2016年1月19日(火) 01時08分(タイ時間)
【タイ、中国】「多額の訓練費を支払えば、タイの航空会社に就職できる」との宣伝を信じ、実際に現地で訓練を受けていた中国人10人余りが12日、バンコクにある航空会社の本社前で「騙された」と訴え、返金や賠償を求める抗議活動を行った。

 新華網の報道によると、問題の航空会社「ナイン・スター・エアウェイズ」は2~3年前、中国の複数の仲介会社を通じて訓練プログラムへの参加者を募集。これに応募した中国人は1人当たり19万~26万人民元(約340万~470万円)の費用を支払って現地で「訓練」を受けていた。

 しかし、当初「3カ月」と言われた訓練期間を過ぎても就職はできず、すでに2~3年が経過している。同航空会社は「仕事のためのビザなどを手配する」と約束していたが、これもいまだに実現しておらず、「訓練生」は2~3カ月に一度中国に戻り、観光ビザでタイに再入国している状況だ。何度も会社に抗議したが、一向に就職できる気配がないため、12日の抗議活動に踏み切った。
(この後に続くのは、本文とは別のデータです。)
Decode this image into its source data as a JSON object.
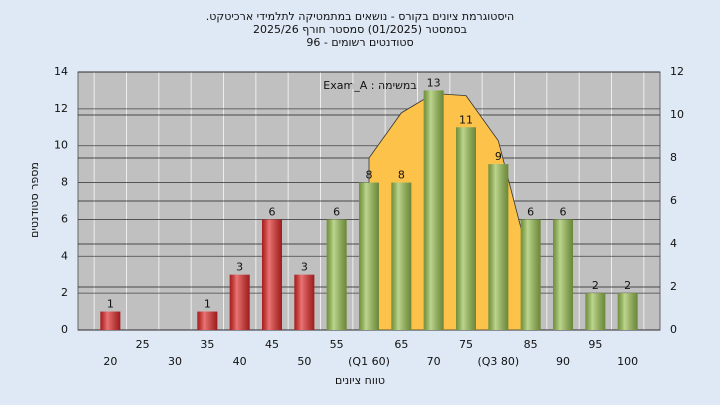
{
  "chart_data": {
    "type": "bar",
    "title": [
      "היסטוגרמת ציונים בקורס - נושאים במתמטיקה לתלמידי ארכיטקט.",
      "בסמסטר  (01/2025)  סמסטר חורף 2025/26",
      "סטודנטים רשומים - 96"
    ],
    "annotation": "במשימה : Exam_A",
    "x_label": "טווח ציונים",
    "y_label": "מספר סטודנטים",
    "categories": [
      "20",
      "25",
      "30",
      "35",
      "40",
      "45",
      "50",
      "55",
      "(Q1 60)",
      "65",
      "70",
      "75",
      "(Q3 80)",
      "85",
      "90",
      "95",
      "100"
    ],
    "values": [
      1,
      null,
      null,
      1,
      3,
      6,
      3,
      6,
      8,
      8,
      13,
      11,
      9,
      6,
      6,
      2,
      2
    ],
    "colors": [
      "#e02828",
      null,
      null,
      "#e02828",
      "#e02828",
      "#e02828",
      "#e02828",
      "#98c050",
      "#98c050",
      "#98c050",
      "#98c050",
      "#98c050",
      "#98c050",
      "#98c050",
      "#98c050",
      "#98c050",
      "#98c050"
    ],
    "area": {
      "color": "#fcc24a",
      "axis": "y2",
      "values": [
        null,
        null,
        null,
        null,
        null,
        null,
        null,
        null,
        8.0,
        10.1,
        11.0,
        10.9,
        8.8,
        3.0,
        null,
        null,
        null
      ]
    },
    "ylim": [
      0,
      14
    ],
    "yticks": [
      0,
      2,
      4,
      6,
      8,
      10,
      12,
      14
    ],
    "y2lim": [
      0,
      12
    ],
    "y2ticks": [
      0,
      2,
      4,
      6,
      8,
      10,
      12
    ],
    "grid": true
  }
}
 同航空会社の顧問と称する韓国人男性は取材に対して、「不況などの影響で飛行計画が立ち行かないため、人員採用もできない状況」と説明。訓練費については「1人当たり4000米ドル(約46万9000円)を返金する意向だが、返金先は中国の仲介会社になる」と話した。

 こうした状況には現地の中国大使館がすでに注目しており、状況把握に乗り出した。返金を求める中国人らに弁護士を紹介する形で、問題解決を支援する方針という。